Quote from: Puce Moment on September 09, 2019, 12:47:21 PM
The only weak point I have ever been able to make about it is the casting of Roth, who I think is a very mannered and not very good actor. There are so many actors that could have played that part better, but it's a minor issue.

IIRC Tarantino wanted James Woods for the role, but his agent never even mentioned it to him. Woods only found out about it much later from QT himself. I think he'd have been really good (he is of course a massive dickhead) and the dynamic with Harvey Keitel would have been interesting.

Mr Banlon

Quote from: Lisa Jesusandmarychain on September 09, 2019, 02:34:28 PM
I got the comedy reference here, I trust all you other CABbers got it, too.
Absolutely (sort of)

Shit Good Nose

Quote from: Fishfinger on September 09, 2019, 08:32:35 PM
IIRC Tarantino wanted James Woods for the role, but his agent never even mentioned it to him. Woods only found out about it much later from QT himself. I think he'd have been really good (he is of course a massive dickhead) and the dynamic with Harvey Keitel would have been interesting.

He famously fired his agent when he found out about it something like two or three years after the event. 

Roth was in the same open casting sessions as Buscemi and Madsen.  I'm pretty sure Tarantino said he thought Roth was an American amateur and didn't realise he was a seasoned and well established British actor.

bgmnts

I like Tim Roth and think he's actually a rather decent actor.

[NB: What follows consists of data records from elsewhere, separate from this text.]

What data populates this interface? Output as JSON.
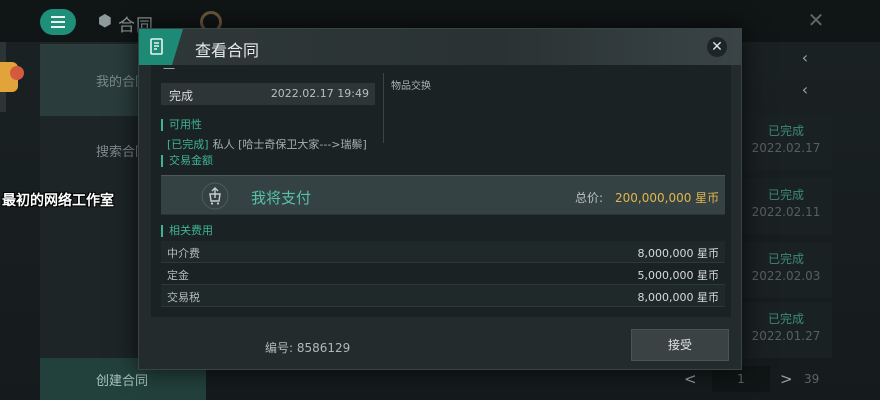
{
  "background": {
    "title": "合同",
    "sidebar": {
      "items": [
        "我的合同",
        "搜索合同"
      ],
      "create_label": "创建合同"
    },
    "list": [
      {
        "status": "已完成",
        "date": "2022.02.17"
      },
      {
        "status": "已完成",
        "date": "2022.02.11"
      },
      {
        "status": "已完成",
        "date": "2022.02.03"
      },
      {
        "status": "已完成",
        "date": "2022.01.27"
      }
    ],
    "pager": {
      "current": "1",
      "total": "39"
    }
  },
  "watermark": "最初的网络工作室",
  "dialog": {
    "title": "查看合同",
    "top_stub": "一",
    "status": "完成",
    "status_time": "2022.02.17 19:49",
    "trade_type": "物品交换",
    "availability": {
      "heading": "可用性",
      "status_tag": "[已完成]",
      "detail": "私人 [哈士奇保卫大家--->瑞鬃]"
    },
    "amount_heading": "交易金额",
    "payment": {
      "text": "我将支付",
      "total_label": "总价:",
      "total_value": "200,000,000 星币"
    },
    "fees_heading": "相关费用",
    "fees": [
      {
        "name": "中介费",
        "value": "8,000,000 星币"
      },
      {
        "name": "定金",
        "value": "5,000,000 星币"
      },
      {
        "name": "交易税",
        "value": "8,000,000 星币"
      }
    ],
    "contract_id": "编号: 8586129",
    "accept_label": "接受"
  },
  "colors": {
    "accent": "#1d8a76",
    "accent_text": "#3fb398",
    "gold": "#e1b54c"
  }
}
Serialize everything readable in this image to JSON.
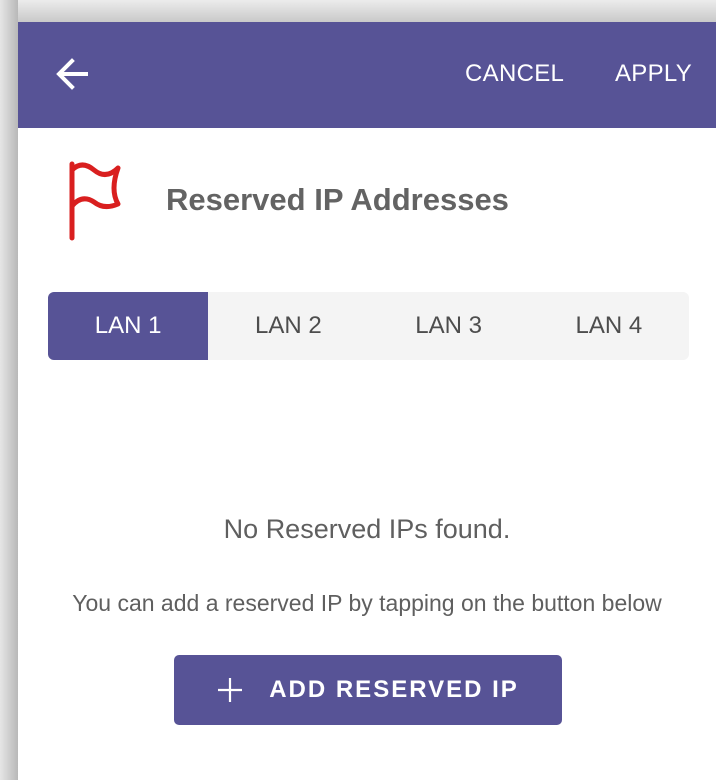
{
  "appbar": {
    "back_icon": "arrow-left-icon",
    "cancel_label": "CANCEL",
    "apply_label": "APPLY",
    "background": "#575396"
  },
  "header": {
    "icon": "flag-icon",
    "icon_color": "#d91f1f",
    "title": "Reserved IP Addresses"
  },
  "tabs": [
    {
      "label": "LAN 1",
      "selected": true
    },
    {
      "label": "LAN 2",
      "selected": false
    },
    {
      "label": "LAN 3",
      "selected": false
    },
    {
      "label": "LAN 4",
      "selected": false
    }
  ],
  "empty_state": {
    "title": "No Reserved IPs found.",
    "subtitle": "You can add a reserved IP by tapping on the button below"
  },
  "add_button": {
    "icon": "plus-icon",
    "label": "ADD RESERVED IP"
  },
  "colors": {
    "accent": "#575396",
    "tab_background": "#f4f4f4"
  }
}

Claude the Racecar Driving Rockstar Super Sleuth

Quote from: Shit Good Nose on September 09, 2019, 07:20:34 PM
I'll also shoehorn in here my other QT gripe about his script doctoring of the otherwise excellent Crimson Tide, where his "contributions" are woefully out of place and stick out like a cartoon throbbing thumb.  Abysmal work.
For once, I am in complete agreement with you.

marquis_de_sad

The problem with saying Reservoir Dogs is just a rip off of City on Fire and Kansas City Confidential is that Reservoir Dogs doesn't feel anything like those films. Note the clear influence, yes, but it's about how you handle the material, not whether it's original or not.

BeardFaceMan

But there's a bit of a difference between being influenced by a film, and stealing scenes and dialogue from a film. What Tarantino does goes a bit beyond being influenced by a film, he just likes to take cool moments from what he thinks are obscure films that no one has seen and put them in his films.

Shit Good Nose

Quote from: marquis_de_sad on September 09, 2019, 11:52:36 PM
The problem with saying Reservoir Dogs is just a rip off of City on Fire and Kansas City Confidential is that Reservoir Dogs doesn't feel anything like those films. Note the clear influence, yes, but it's about how you handle the material, not whether it's original or not.

It feels like those films when he lifts plot, verbatim dialogue and does scenes shot-for-shot and beat-for-beat.  That's not influence, that's blatant ripping off.


Lisa Jesusandmarychain

Quote from: Mr Banlon on September 09, 2019, 08:40:16 PM
Absolutely (sort of)

Yer Man Shit Good Nose should definitely have gotten it, given his avatar.

easytarget


Old Nehamkin

Quote from: Shit Good Nose on September 10, 2019, 12:45:39 AM
It feels like those films when he lifts plot, verbatim dialogue and does scenes shot-for-shot and beat-for-beat. That's not influence, that's blatant ripping off.

Which scenes in Reservoir Dogs does this apply to?